Anti-Mexican sentiment was inflamed and debated throughout the country from the beginning of Republican nominee Donald Trump's presidential campaign in 2015. Upon announcing his candidacy, he gave a speech that emphasized illegal immigration as a major issue for his campaign to "make America great again," specifically citing Mexican immigrants as the largest source of complications for the United States' economy and society. In controversial comments, he generally labeled Mexican immigrants as criminals and even rapists. To rectify the situation, he vehemently suggested plans to increase deportations and construct a large wall along the US border with Mexico, claiming that Mexico would be responsible for funding the project. Initial polls revealed that many Republicans supported Trump's philosophy and proposal to build a wall, while most Democrats were opposed. After Trump was officially named the Republican presidential candidate in 2016, he continued to defend his staunch determination to crack down on illegal immigration, with a focus on Mexicans. Despite a trip to Mexico in August 2016 in which he met with Mexican president Enrique Peña Nieto, who voiced the country's opposition to his views, Trump returned to firmly promoting the building of the wall and denouncing illegal immigrants in subsequent speeches.

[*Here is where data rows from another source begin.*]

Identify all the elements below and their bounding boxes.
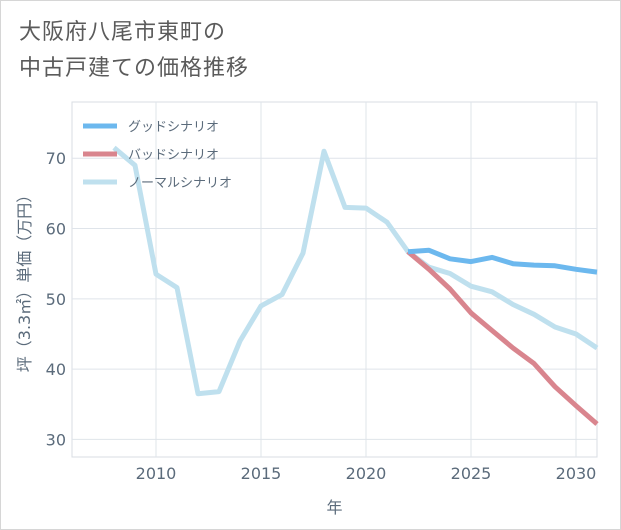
series-line-0 (407, 247, 598, 275)
x-tick-label-2010: 2010 (136, 464, 177, 483)
legend-label-0: グッドシナリオ (128, 120, 219, 135)
x-tick-label-2015: 2015 (241, 464, 282, 483)
x-tick-label-2025: 2025 (451, 464, 492, 483)
x-tick-label-2020: 2020 (346, 464, 387, 483)
series-line-1 (406, 249, 599, 426)
plot-area (71, 101, 598, 458)
y-tick-label-70: 70 (46, 149, 66, 168)
chart-title-line-2: 中古戸建ての価格推移 (19, 56, 250, 81)
y-tick-label-40: 40 (46, 360, 66, 379)
legend-label-2: ノーマルシナリオ (128, 176, 232, 191)
chart-title: 大阪府八尾市東町の 中古戸建ての価格推移 (19, 15, 249, 87)
chart-title-line-1: 大阪府八尾市東町の (19, 20, 227, 45)
series-line-2 (112, 145, 599, 397)
y-tick-label-60: 60 (46, 220, 66, 239)
y-tick-label-50: 50 (46, 290, 66, 309)
y-tick-label-30: 30 (46, 430, 66, 449)
y-axis-title: 坪（3.3㎡）単価（万円） (15, 187, 34, 372)
x-axis-title: 年 (326, 498, 342, 517)
x-tick-label-2030: 2030 (556, 464, 597, 483)
legend-label-1: バッドシナリオ (128, 148, 219, 163)
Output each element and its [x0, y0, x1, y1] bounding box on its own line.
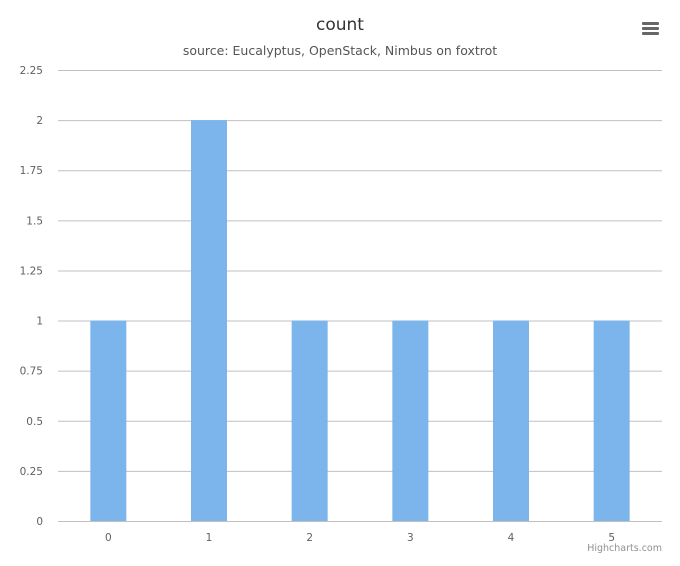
y-tick-label: 1.25 [20, 265, 43, 277]
y-axis-ticks: 0 0.25 0.5 0.75 1 1.25 1.5 1.75 2 2.25 [20, 65, 43, 528]
y-tick-label: 1.75 [20, 165, 43, 177]
menu-line [642, 32, 659, 35]
y-tick-label: 2.25 [20, 65, 43, 77]
x-tick-label: 0 [105, 532, 112, 544]
x-tick-label: 4 [508, 532, 515, 544]
y-tick-label: 1 [36, 316, 43, 328]
x-axis-ticks: 0 1 2 3 4 5 [105, 532, 615, 544]
y-tick-label: 0.5 [26, 416, 43, 428]
bar[interactable] [90, 320, 127, 521]
bars [90, 120, 630, 521]
y-tick-label: 0 [36, 516, 43, 528]
y-tick-label: 0.75 [20, 366, 43, 378]
chart-title: count [316, 15, 364, 35]
y-tick-label: 1.5 [26, 215, 43, 227]
bar[interactable] [291, 320, 328, 521]
menu-line [642, 22, 659, 25]
x-tick-label: 3 [407, 532, 414, 544]
x-tick-label: 1 [206, 532, 213, 544]
bar[interactable] [493, 320, 529, 521]
bar[interactable] [191, 120, 227, 521]
bar[interactable] [392, 320, 429, 521]
y-tick-label: 2 [36, 115, 43, 127]
x-tick-label: 5 [608, 532, 615, 544]
chart-subtitle: source: Eucalyptus, OpenStack, Nimbus on… [182, 43, 498, 58]
menu-line [642, 27, 659, 30]
credits-link[interactable]: Highcharts.com [587, 543, 662, 554]
grid-lines [58, 70, 662, 522]
x-tick-label: 2 [306, 532, 313, 544]
hamburger-menu-icon[interactable] [638, 18, 664, 40]
y-tick-label: 0.25 [20, 466, 43, 478]
bar[interactable] [593, 320, 630, 521]
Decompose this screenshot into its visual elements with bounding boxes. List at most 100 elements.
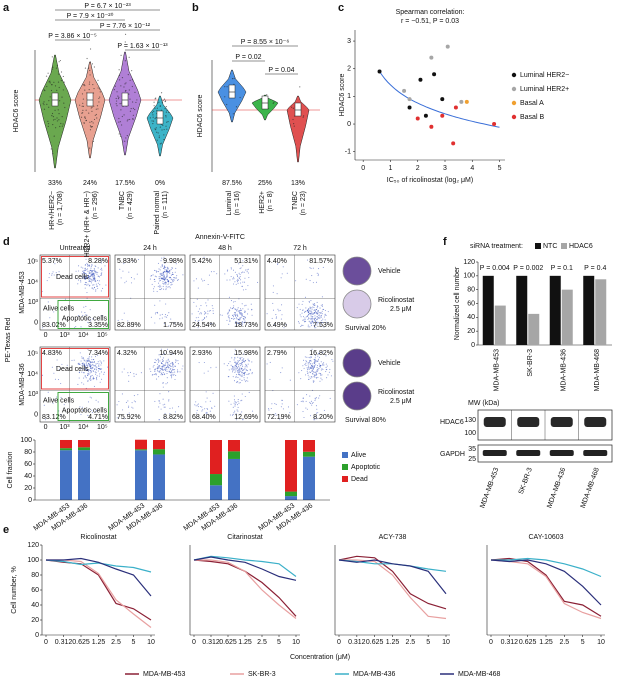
x-tick-label: 5: [581, 639, 585, 646]
event-dot: [74, 327, 76, 329]
event-dot: [162, 278, 164, 280]
event-dot: [317, 310, 320, 312]
event-dot: [305, 407, 307, 409]
event-dot: [155, 312, 157, 314]
event-dot: [170, 365, 172, 367]
event-dot: [166, 271, 168, 273]
p-value: P = 3.86 × 10⁻⁵: [48, 33, 97, 40]
event-dot: [156, 367, 158, 369]
event-dot: [52, 271, 54, 273]
series-line: [338, 555, 447, 610]
jitter-dot: [99, 96, 101, 98]
event-dot: [313, 367, 315, 369]
event-dot: [240, 267, 242, 269]
event-dot: [159, 269, 161, 271]
event-dot: [234, 281, 236, 283]
event-dot: [86, 268, 89, 270]
event-dot: [205, 401, 207, 403]
event-dot: [313, 365, 316, 367]
event-dot: [320, 315, 322, 317]
jitter-dot: [82, 98, 85, 100]
event-dot: [87, 283, 89, 285]
jitter-dot: [63, 102, 65, 104]
event-dot: [301, 312, 303, 314]
p-value: P = 7.76 × 10⁻¹²: [100, 23, 151, 30]
event-dot: [165, 278, 167, 280]
legend-marker: [511, 72, 517, 78]
event-dot: [318, 356, 321, 359]
event-dot: [232, 301, 235, 303]
event-dot: [319, 380, 321, 382]
quadrant-percent: 9.98%: [163, 258, 183, 265]
event-dot: [159, 274, 161, 276]
jitter-dot: [127, 74, 129, 76]
event-dot: [179, 371, 181, 373]
event-dot: [80, 414, 82, 416]
jitter-dot: [124, 83, 126, 85]
event-dot: [201, 278, 203, 280]
event-dot: [87, 318, 89, 320]
event-dot: [285, 324, 287, 326]
gapdh-band: [583, 450, 608, 456]
event-dot: [167, 266, 169, 268]
event-dot: [197, 287, 199, 289]
event-dot: [54, 378, 56, 380]
event-dot: [230, 268, 232, 270]
event-dot: [309, 357, 311, 359]
n-label: (n = 23): [300, 191, 307, 215]
event-dot: [239, 318, 241, 320]
event-dot: [168, 371, 170, 373]
jitter-dot: [123, 114, 125, 116]
event-dot: [86, 284, 88, 286]
jitter-dot: [226, 86, 228, 88]
event-dot: [237, 279, 239, 281]
quadrant-percent: 18.73%: [234, 322, 258, 329]
event-dot: [281, 314, 283, 316]
jitter-dot: [165, 114, 167, 117]
event-dot: [167, 362, 169, 364]
event-dot: [308, 378, 310, 380]
chart-title: CAY-10603: [528, 534, 563, 541]
jitter-dot: [166, 109, 168, 111]
event-dot: [205, 313, 207, 315]
jitter-dot: [82, 105, 85, 107]
hdac6-band: [550, 417, 573, 427]
jitter-dot: [116, 100, 118, 102]
jitter-dot: [131, 85, 133, 88]
event-dot: [175, 359, 177, 361]
event-dot: [283, 327, 285, 329]
jitter-dot: [121, 115, 123, 118]
series-line: [338, 559, 447, 595]
jitter-dot: [164, 107, 166, 110]
event-dot: [100, 364, 102, 366]
event-dot: [306, 310, 308, 312]
event-dot: [208, 274, 211, 276]
dead-gate: [41, 348, 109, 390]
event-dot: [171, 283, 173, 286]
event-dot: [170, 284, 172, 286]
event-dot: [311, 319, 313, 321]
event-dot: [318, 363, 320, 365]
jitter-dot: [302, 116, 304, 118]
event-dot: [241, 323, 243, 325]
event-dot: [237, 360, 239, 362]
event-dot: [100, 290, 102, 292]
event-dot: [166, 272, 168, 274]
event-dot: [87, 374, 89, 376]
event-dot: [308, 308, 310, 310]
violin: [286, 95, 310, 163]
legend-label: MDA-MB-453: [143, 671, 186, 678]
event-dot: [81, 362, 83, 365]
bar-segment: [228, 451, 240, 459]
bar-segment: [60, 450, 72, 500]
event-dot: [233, 367, 235, 369]
jitter-dot: [82, 109, 84, 112]
jitter-dot: [118, 121, 120, 123]
event-dot: [244, 310, 246, 312]
event-dot: [279, 309, 281, 311]
event-dot: [234, 357, 236, 359]
event-dot: [93, 287, 96, 289]
event-dot: [275, 403, 277, 405]
y-tick-label: 20: [31, 617, 39, 624]
apoptotic-gate: [57, 300, 109, 329]
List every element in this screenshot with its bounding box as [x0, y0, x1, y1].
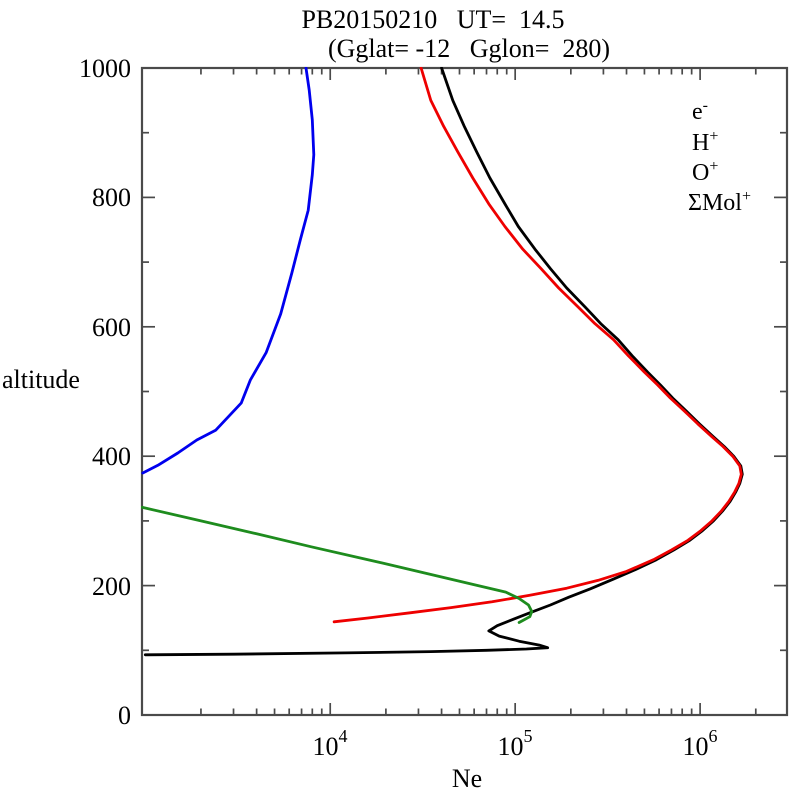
- legend-item-2: O+: [692, 158, 718, 186]
- legend-item-0: e-: [692, 97, 708, 125]
- y-tick-label-0: 0: [118, 701, 131, 730]
- y-tick-label-200: 200: [92, 572, 131, 601]
- curve-hydrogen-ions: [141, 67, 316, 475]
- axis-ticks: [142, 68, 787, 715]
- legend-item-3: ΣMol+: [688, 188, 751, 216]
- y-tick-label-800: 800: [92, 183, 131, 212]
- curve-oxygen-ions: [332, 67, 743, 624]
- curve-electrons: [143, 67, 744, 657]
- x-tick-label-1e6: 106: [683, 726, 718, 761]
- legend-item-1: H+: [692, 128, 718, 156]
- y-tick-label-400: 400: [92, 442, 131, 471]
- x-tick-label-1e4: 104: [313, 726, 348, 761]
- chart-title: PB20150210 UT= 14.5: [301, 5, 564, 34]
- x-axis-title: Ne: [452, 764, 482, 793]
- curve-molecular-ions: [141, 505, 534, 624]
- y-axis-title: altitude: [2, 365, 80, 394]
- y-tick-label-1000: 1000: [79, 54, 131, 83]
- chart-subtitle: (Gglat= -12 Gglon= 280): [328, 34, 610, 63]
- data-curves: [141, 67, 744, 657]
- y-tick-label-600: 600: [92, 313, 131, 342]
- x-tick-label-1e5: 105: [498, 726, 533, 761]
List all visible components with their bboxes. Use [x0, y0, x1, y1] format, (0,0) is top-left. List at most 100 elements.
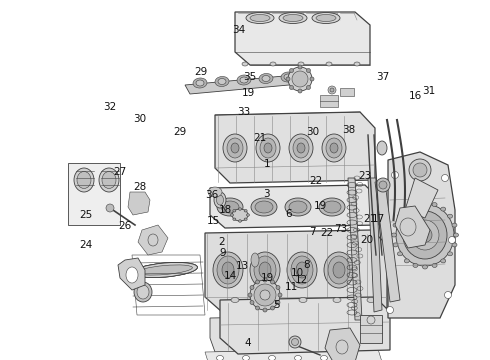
Ellipse shape [276, 301, 280, 305]
Text: 24: 24 [79, 240, 93, 250]
Ellipse shape [250, 252, 280, 288]
Ellipse shape [218, 78, 226, 85]
Ellipse shape [233, 210, 236, 212]
Ellipse shape [133, 262, 197, 278]
Ellipse shape [270, 62, 276, 66]
Ellipse shape [279, 13, 307, 23]
Polygon shape [215, 112, 375, 183]
Polygon shape [118, 258, 145, 290]
Ellipse shape [242, 62, 248, 66]
Ellipse shape [377, 141, 387, 155]
Ellipse shape [404, 259, 409, 263]
Ellipse shape [255, 306, 260, 310]
Ellipse shape [231, 143, 239, 153]
Ellipse shape [418, 228, 432, 243]
Ellipse shape [251, 198, 277, 216]
Text: 3: 3 [263, 189, 270, 199]
Ellipse shape [134, 282, 152, 302]
Text: 19: 19 [242, 88, 255, 98]
Ellipse shape [392, 233, 396, 237]
Ellipse shape [322, 134, 346, 162]
Ellipse shape [250, 14, 270, 22]
Ellipse shape [404, 207, 409, 211]
Ellipse shape [376, 178, 390, 192]
Text: 35: 35 [243, 72, 257, 82]
Ellipse shape [289, 134, 313, 162]
Ellipse shape [244, 210, 247, 212]
Ellipse shape [256, 134, 280, 162]
Ellipse shape [326, 138, 342, 158]
Ellipse shape [328, 86, 336, 94]
Polygon shape [205, 230, 387, 312]
Text: 21: 21 [363, 213, 377, 224]
Ellipse shape [254, 256, 276, 284]
Ellipse shape [237, 75, 251, 85]
Ellipse shape [239, 220, 242, 222]
Polygon shape [210, 315, 380, 352]
Ellipse shape [221, 201, 239, 213]
Text: 14: 14 [223, 271, 237, 282]
Ellipse shape [217, 198, 243, 216]
Ellipse shape [306, 68, 311, 72]
Ellipse shape [354, 62, 360, 66]
Ellipse shape [441, 207, 446, 211]
Text: 29: 29 [173, 127, 187, 137]
Ellipse shape [333, 262, 345, 278]
Ellipse shape [74, 168, 94, 192]
Ellipse shape [255, 201, 273, 213]
Ellipse shape [133, 262, 197, 278]
Ellipse shape [447, 252, 453, 256]
Text: 10: 10 [291, 267, 304, 278]
Ellipse shape [441, 175, 448, 181]
Ellipse shape [239, 208, 242, 210]
Text: 30: 30 [306, 127, 319, 137]
Ellipse shape [294, 356, 301, 360]
Text: 33: 33 [237, 107, 250, 117]
Ellipse shape [284, 74, 292, 80]
Text: 13: 13 [236, 261, 249, 271]
Ellipse shape [290, 85, 294, 90]
Ellipse shape [296, 262, 308, 278]
Text: 16: 16 [409, 91, 422, 102]
Text: 20: 20 [360, 235, 373, 246]
Text: 11: 11 [285, 282, 298, 292]
Polygon shape [388, 152, 455, 318]
Ellipse shape [286, 77, 290, 81]
Text: 17: 17 [372, 213, 386, 224]
Text: 22: 22 [320, 228, 334, 238]
Polygon shape [128, 192, 150, 215]
Ellipse shape [291, 256, 313, 284]
Ellipse shape [138, 265, 193, 275]
Bar [68, 163, 120, 225]
Polygon shape [220, 297, 390, 354]
Bar [340, 88, 354, 96]
Ellipse shape [265, 297, 273, 302]
Ellipse shape [269, 356, 275, 360]
Ellipse shape [448, 237, 456, 243]
Ellipse shape [283, 14, 303, 22]
Ellipse shape [137, 285, 149, 299]
Ellipse shape [397, 252, 402, 256]
Text: 4: 4 [244, 338, 251, 348]
Ellipse shape [316, 14, 336, 22]
Text: 34: 34 [232, 24, 245, 35]
Text: 23: 23 [358, 171, 372, 181]
Polygon shape [138, 225, 168, 255]
Text: 26: 26 [118, 221, 132, 231]
Ellipse shape [288, 67, 312, 91]
Text: 19: 19 [260, 273, 274, 283]
Ellipse shape [297, 143, 305, 153]
Ellipse shape [299, 297, 307, 302]
Ellipse shape [255, 280, 260, 284]
Ellipse shape [298, 89, 302, 93]
Ellipse shape [217, 195, 223, 205]
Ellipse shape [392, 171, 398, 179]
Ellipse shape [298, 65, 302, 69]
Ellipse shape [214, 192, 226, 208]
Polygon shape [375, 182, 400, 302]
Ellipse shape [411, 220, 439, 250]
Text: 73: 73 [334, 224, 347, 234]
Ellipse shape [278, 293, 282, 297]
Ellipse shape [126, 267, 138, 283]
Text: 30: 30 [133, 114, 146, 124]
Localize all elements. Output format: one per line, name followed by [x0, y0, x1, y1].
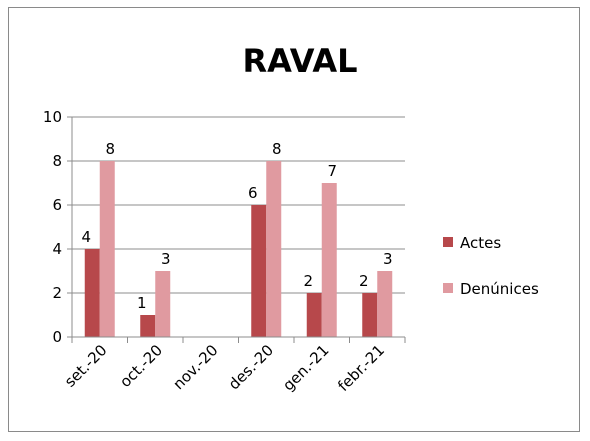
bar-actes-1 — [140, 315, 156, 337]
y-tick-labels: 0 2 4 6 8 10 — [43, 108, 62, 346]
y-tick-label: 2 — [52, 284, 62, 302]
bar-den-nices-4 — [321, 183, 337, 337]
x-tick-label: oct.-20 — [116, 341, 166, 391]
data-label: 8 — [105, 140, 115, 158]
gridlines — [72, 116, 405, 338]
bar-den-nices-1 — [155, 271, 171, 337]
bars — [84, 161, 393, 337]
legend-label: Denúnices — [460, 280, 539, 298]
bar-actes-4 — [306, 293, 322, 337]
legend: Actes Denúnices — [443, 234, 539, 298]
bar-actes-3 — [251, 205, 267, 337]
x-tick-label: set.-20 — [61, 341, 111, 391]
data-label: 3 — [161, 250, 171, 268]
x-tick-label: des.-20 — [225, 341, 277, 393]
y-tick-label: 8 — [52, 152, 62, 170]
legend-swatch-actes — [443, 237, 453, 247]
y-tick-label: 0 — [52, 328, 62, 346]
data-label: 3 — [383, 250, 393, 268]
data-label: 1 — [137, 294, 147, 312]
data-label: 4 — [81, 228, 91, 246]
data-label: 2 — [359, 272, 369, 290]
data-label: 7 — [327, 162, 337, 180]
bar-den-nices-5 — [377, 271, 393, 337]
y-tick-label: 10 — [43, 108, 62, 126]
bar-actes-0 — [84, 249, 100, 337]
y-tick-label: 4 — [52, 240, 62, 258]
y-tick-label: 6 — [52, 196, 62, 214]
x-tick-label: gen.-21 — [279, 341, 332, 394]
bar-actes-5 — [362, 293, 378, 337]
x-tick-labels: set.-20 oct.-20 nov.-20 des.-20 gen.-21 febr.… — [61, 341, 388, 395]
bar-den-nices-0 — [99, 161, 115, 337]
data-label: 6 — [248, 184, 258, 202]
legend-label: Actes — [460, 234, 501, 252]
axes — [67, 116, 406, 343]
chart-title: RAVAL — [243, 42, 358, 80]
bar-den-nices-3 — [266, 161, 282, 337]
legend-swatch-den-nices — [443, 283, 453, 293]
data-label: 8 — [272, 140, 282, 158]
x-tick-label: nov.-20 — [169, 341, 221, 393]
x-tick-label: febr.-21 — [334, 341, 388, 395]
data-label: 2 — [303, 272, 313, 290]
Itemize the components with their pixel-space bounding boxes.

By the end of Trump’s presidency, 458 miles of border wall had been completed. Immediately after President Joe Biden took office in 2021, however, he signed legislation that halted all construction on Trump’s attempt to erect a border wall between Mexico and the United States. Yet, Trump, elected to a second term in office in 2024, promised to recommit his efforts to building the border wall and initiating the largest deportation program in American history, targeting immigrants living in the US illegally. He further planned to significantly enhance border security, including increased funding for Immigration and Customs Enforcement (ICE) and additional border agents.

The legacy of Mexican immigration to the United States thus remained a major source of debate in the early 2020s. In 2022, there were 10.6 million individuals born in Mexico living in the United States. About 4 million of those were undocumented. Mexico contributed more immigrants than any other country to the United States—making up 23 percent of all immigrants living in the US in 2022—though the Mexican share of the US immigrant population had fallen since the early 2000s. In fact, encounters with migrants from Mexico (as well as many other countries) along the US-Mexico border began to fall drastically in 2024, even before Trump was reelected to the presidency. Between late 2023 and late 2024, encounters between US Border Patrol and Mexican citizens decreased by 52 percent. This was attributed largely to an executive order signed by Biden in June 2023 that made it more difficult for migrants to seek asylum in the US, as well as increased enforcement from Mexico that prevented many migrants from reaching the border with the US.